The other day a friend caught me talking to myself.  I am unrepentant.  Apart from Gandalf's observation about talking to the most intelligent person present, there are other good reasons to do so.

I am always particularly interested in notions I initially dismiss as bunkum, but eventually learn have some real value.

Positive self-talk is one of these.  It was my friend and colleague Ann Bowen-Jones who overcame my cynicism.  I was approaching a piano exam, as an adult learner, and confided to her that whilst my scales and pieces were OK, 'I am rubbish at sight reading.'

She picked me up on this, and pointed out that if I repeated that to myself often enough, it might not help...  The neural basis for that is the same as learning, say, times tables by rote.  As a child I said '3 times 4 makes 12' (and so on) so often that now if someone says 3 times 4, the answer 12 comes automatically to mind. Ann's point was that I was teaching myself to respond poorly to the words sight reading, so when the examiner said it was time for the sight reading test, my brain would instantly respond (internally only, if I was lucky!) 'I am rubbish at sight reading.'

So she got me to think of the most positive thing I could think of to say about my sight reading which I could actually believe (she was clear that lying to oneself is pointless), and then repeat that over and over to myself, in groups of 3 ('When relaxed, I am OK at sight reading.')  Three times on getting up , three times on getting into the shower, and so on.  And being a good friend she got me to do this despite my resistance and incredulity.
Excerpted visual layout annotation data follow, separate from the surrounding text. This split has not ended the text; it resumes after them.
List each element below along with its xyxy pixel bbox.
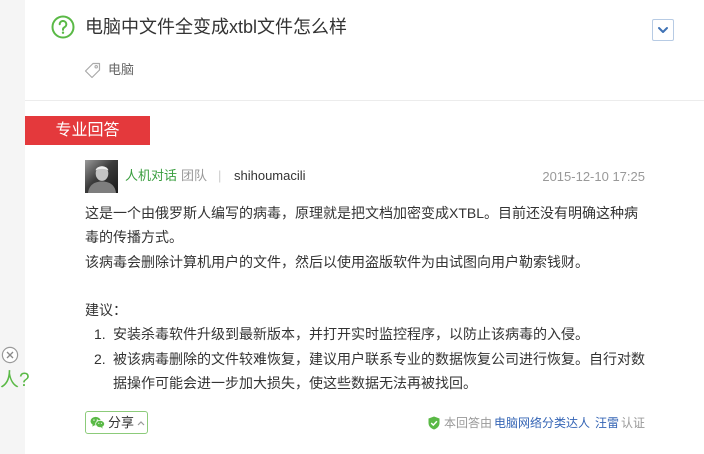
author-username-link[interactable]: shihoumacili: [234, 167, 306, 185]
list-item-text: 安装杀毒软件升级到最新版本，并打开实时监控程序，以防止该病毒的入侵。: [113, 326, 589, 343]
chevron-down-icon: [656, 23, 670, 37]
cert-expert-link[interactable]: 汪雷: [595, 414, 619, 432]
share-button[interactable]: 分享: [85, 411, 148, 434]
wechat-icon: [90, 416, 105, 429]
chevron-up-icon: [137, 420, 145, 426]
close-icon[interactable]: [1, 346, 19, 364]
expand-toggle-button[interactable]: [652, 19, 674, 41]
question-title: 电脑中文件全变成xtbl文件怎么样: [85, 17, 348, 37]
author-name-link[interactable]: 人机对话: [125, 167, 177, 185]
answer-body: 这是一个由俄罗斯人编写的病毒，原理就是把文档加密变成XTBL。目前还没有明确这种…: [85, 201, 646, 395]
answer-date: 2015-12-10 17:25: [542, 169, 645, 184]
list-item-text: 被该病毒删除的文件较难恢复，建议用户联系专业的数据恢复公司进行恢复。自行对数据操…: [113, 350, 645, 392]
certification-note: 本回答由 电脑网络分类达人 汪雷 认证: [428, 414, 645, 432]
ask-question-widget[interactable]: 人?: [0, 368, 30, 394]
question-tag[interactable]: 电脑: [84, 61, 134, 79]
author-avatar[interactable]: [85, 160, 118, 193]
list-item: 2. 被该病毒删除的文件较难恢复，建议用户联系专业的数据恢复公司进行恢复。自行对…: [85, 347, 646, 396]
cert-category-link[interactable]: 电脑网络分类达人: [494, 414, 590, 432]
tag-label: 电脑: [108, 62, 135, 77]
tag-icon: [84, 62, 101, 79]
author-type-label: 团队: [181, 168, 208, 183]
answer-paragraph: 这是一个由俄罗斯人编写的病毒，原理就是把文档加密变成XTBL。目前还没有明确这种…: [85, 205, 639, 246]
question-mark-icon: [51, 15, 75, 39]
suggestion-heading: 建议：: [85, 302, 127, 319]
professional-answer-label: 专业回答: [25, 116, 150, 145]
author-separator: |: [218, 168, 222, 183]
answer-paragraph: 该病毒会删除计算机用户的文件，然后以使用盗版软件为由试图向用户勒索钱财。: [85, 253, 589, 270]
shield-check-icon: [428, 416, 440, 430]
share-label: 分享: [108, 414, 135, 430]
section-divider: [25, 100, 704, 101]
cert-suffix: 认证: [620, 416, 645, 430]
list-item: 1. 安装杀毒软件升级到最新版本，并打开实时监控程序，以防止该病毒的入侵。: [85, 322, 646, 346]
cert-prefix: 本回答由: [443, 416, 492, 430]
suggestion-list: 1. 安装杀毒软件升级到最新版本，并打开实时监控程序，以防止该病毒的入侵。 2.…: [85, 322, 646, 395]
list-item-number: 2.: [94, 350, 106, 367]
list-item-number: 1.: [94, 326, 106, 343]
The result astonished me.  The examiner duly announced that it was time for the sight reading, and my brain told me 'When relaxed, I am OK at sight reading.' - and I played the piece OK; not perfectly, but it was very much better than the previous exam when my fingers had turned to jelly.
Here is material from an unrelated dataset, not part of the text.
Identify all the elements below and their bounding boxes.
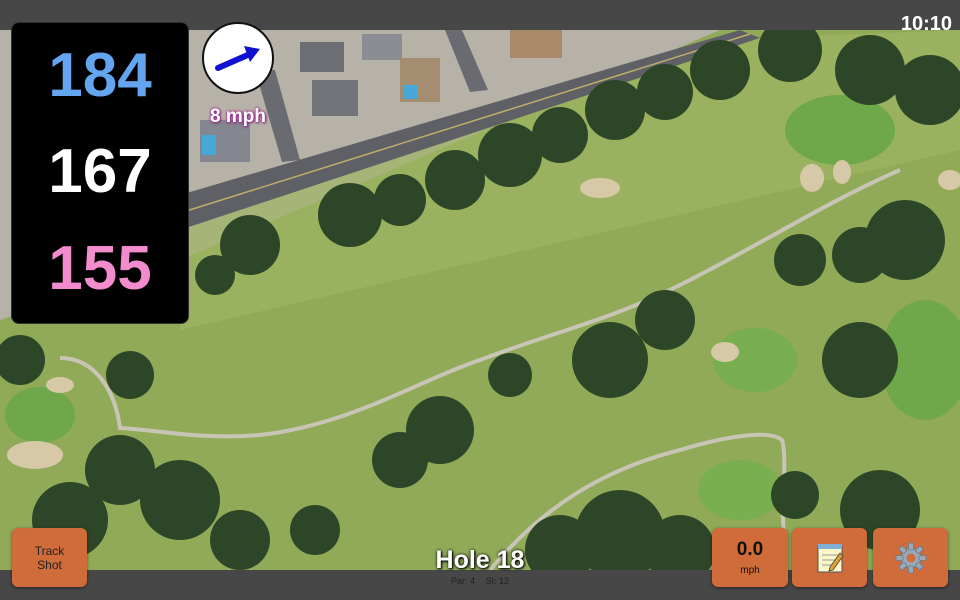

So I am a convert to affirmations.

Here's the content of a handout I sometimes give people explaining them:


Affirmations are a powerful psychological tool that we can use to help us to overcome habitual inner dialogue that inhibits or limits us.

For example, approaching a major presentation, you may find that a gremlin voice in your head starts to tell you, repeatedly: “I’m no good at presentations.  This will be a disaster.
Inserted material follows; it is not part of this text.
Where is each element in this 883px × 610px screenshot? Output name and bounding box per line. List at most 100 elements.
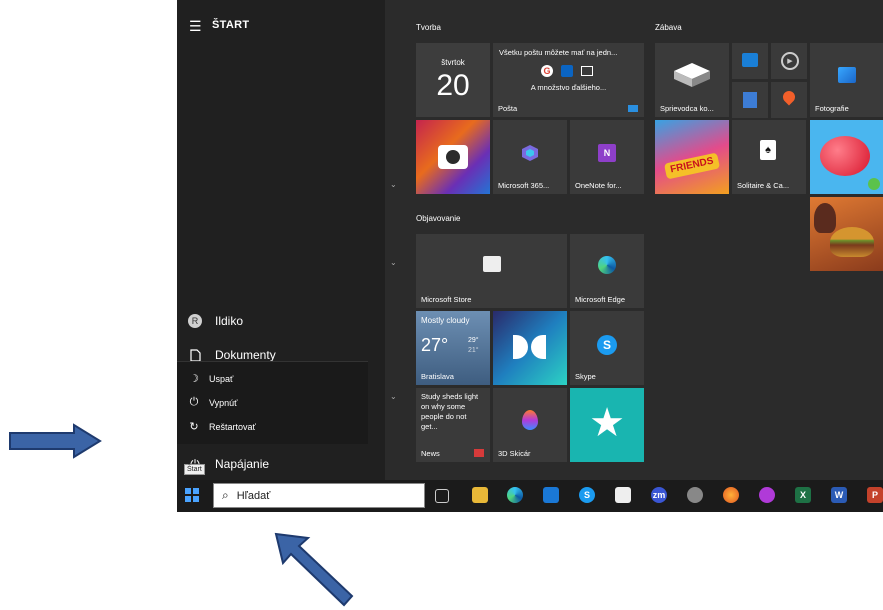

Rationally, you may know this not to be true (or not wholly true..), but nevertheless, the persistent inner voice can be very debilitating, and can cause you anxiety that then sabotages your preparation and delivery.

Affirmations target this inner dialogue directly, by replacing the habitual negative message with a habitual positive one.  (There’s a lot of clever stuff about neurology that underpins this...)

How to use affirmations

1    Identify a future situation that causes you to feel weak in the stomach (eg a forthcoming presentation) or a recurrent and habitual negative thought that inhibits your performance.

2    Identify any negative inner dialogue that you are using to sustain that feeling (eg “I’m no good at presentations.”)

3    Write out the strongest positive statement, contradicting your negative inner voice, which you can believe to be true (eg “When well prepared, I present with confidence.”)

4    Repeat the affirmation to yourself, 3 times in a row, several times a day over the days leading up to the event.  If you notice your old habitual self criticism cutting in, laugh at it and interrupt it with the affirmation (Eg if you notice that you are beginning to think “I’m no good at presentations,” interrupt with: “Good try... however, when well prepared, I present with confidence!”)

5    Repeat the affirmation immediately before the event or in times of need, as appropriate.